MCP: The Metadata Collection Parser

MCP: The Metadata Collection Parser
The Metadata Collection Parser is a Perl script that takes a collection of GIS metadata that might span several directories and subdirectories and creates a nifty hypertext catalog with various indexes, etc. It was written by Paul Cote GIS Specialist at the Harvard Graduate School of Design.
For an example of the metadata catalog produced, click here
The reason MCP was created was to provide a way to catalog and recatalog geographic data easily, though it may be rearranged in different directory structures, or put onto CD. One big advantage of the catalogs produced, though they have many cross-referenced indices, they are nothing but hypertext which can be burned onto CD and perused with any hypertext browser.
The source for most of what appears in the catalog comes from mp-complient metadata files that are associated with each dataset in the collection, and index.htm files that are html-format readme files explaining the content of each subdirectory. MP does a lot of work for MCP, checking the formatting of the metadata files and generating html reports.
The cataloger parses each mp-complient file, and then creates the following:

A nice metadata summary for each dataset, including an easy- to-read attribute dictionary, including sub-tables for enumerated domain values. ( click here for an example.)
Multiple indexes to the summaries, by directory, by theme keyword, or geography keyword. (Example)
In the midst of doing this, the cataloger calls on MP to create its comprehensive HTML format metadata, and a listing of any errors that it found in the metadata.

Architecture and Dependencies
There are a few things you need to know, and a few resources you need to have before you can exploit MCP:

FGDC Metadata Standards and the MP metadata parser
MCP is built on the FGDC metadata standard, and the file formats supported by the MP metadata parser.
PERL
MCP does a lot of parsing and indexing. PERL (a programming language by Larry Wall, provides the guts of the program. If you don't know perl, you should learn it. Please do not write to the author of MCP with perl-specific questions.

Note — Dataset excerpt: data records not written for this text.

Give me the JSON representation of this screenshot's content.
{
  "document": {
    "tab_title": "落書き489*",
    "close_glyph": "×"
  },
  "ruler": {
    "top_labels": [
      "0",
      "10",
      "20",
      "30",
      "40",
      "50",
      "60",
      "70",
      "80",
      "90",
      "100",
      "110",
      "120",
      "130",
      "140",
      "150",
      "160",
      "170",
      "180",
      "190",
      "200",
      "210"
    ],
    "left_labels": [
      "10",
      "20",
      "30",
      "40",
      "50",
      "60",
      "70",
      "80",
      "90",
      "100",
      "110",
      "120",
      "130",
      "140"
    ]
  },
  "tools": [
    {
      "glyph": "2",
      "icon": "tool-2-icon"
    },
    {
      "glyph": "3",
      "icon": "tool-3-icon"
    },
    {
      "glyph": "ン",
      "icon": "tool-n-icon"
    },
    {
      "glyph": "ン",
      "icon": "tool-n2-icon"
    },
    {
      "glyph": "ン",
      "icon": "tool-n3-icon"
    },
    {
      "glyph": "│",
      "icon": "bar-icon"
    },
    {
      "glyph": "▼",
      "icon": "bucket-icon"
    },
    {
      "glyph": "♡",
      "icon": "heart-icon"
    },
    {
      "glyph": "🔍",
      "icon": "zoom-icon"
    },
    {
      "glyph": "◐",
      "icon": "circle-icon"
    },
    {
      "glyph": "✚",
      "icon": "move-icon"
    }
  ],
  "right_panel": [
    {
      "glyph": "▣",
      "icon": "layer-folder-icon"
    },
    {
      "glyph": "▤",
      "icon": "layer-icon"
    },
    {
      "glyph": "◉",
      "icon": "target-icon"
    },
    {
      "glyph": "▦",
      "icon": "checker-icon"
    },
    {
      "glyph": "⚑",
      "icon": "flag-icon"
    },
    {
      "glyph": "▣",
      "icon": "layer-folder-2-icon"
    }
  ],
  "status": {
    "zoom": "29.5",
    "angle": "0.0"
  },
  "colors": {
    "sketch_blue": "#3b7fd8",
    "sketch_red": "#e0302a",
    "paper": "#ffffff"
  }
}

Downloading and learning MCP

You can download a tar-gzipped distribution of mcp by clicking here. THis distribution has been prototyped on unix, and may need some alterations to run on other platforms. It will unpack as a directory named mcp. This directory contains a file list that you probably will want to read.

It easy to start learning MCP by running it against the sample metadata collection contained in the sample_md_tree directory. There are three things you will undoutedly need to change to make catalog.pl work on your system before running it on the sample data:

change the perl path at the first line of catalog.pl
change the $refdir for your collection in sample.conf to be the full system path of the sample_md_tree directory.
change the entry for $mp_path in the sample.conf file to point to the system path for your version of mp.

Before you run catalog.pl the first time, you should look through the sample_md_tree directory and take a look at what is in there. catalog.pl will create a bunch of other files, and you will understand the process better if you see the 'before picture.' If you are reading this too late, you can always unpack a new sample_md_tree from your tgz archive.

Now you should be able to run catalog.pl with the single argument being the name of the configuration file:

catalog.pl sample.conf

Now that you have seen what it does, I will leave it as an exercise for you to read sample.conf, and the various readme.htm and index.htm files in the sample directory to figure out their roles. You should then be able to run catalog.pl on your own directories.

A couple of related, maybe useful, not well documented arcview extensions:

GSD Metadata Helper an extension to aid in the construction of mp complient metadata files. (for more information, choose 'About Metadata Helper' from the 'Metadata' menu
The metadata browser extension which lets you get the nifty metadata summaries for themes from within arcview. If a theme is associated with a file called theme_name.htm, click on the "M" button to pull up the html summary.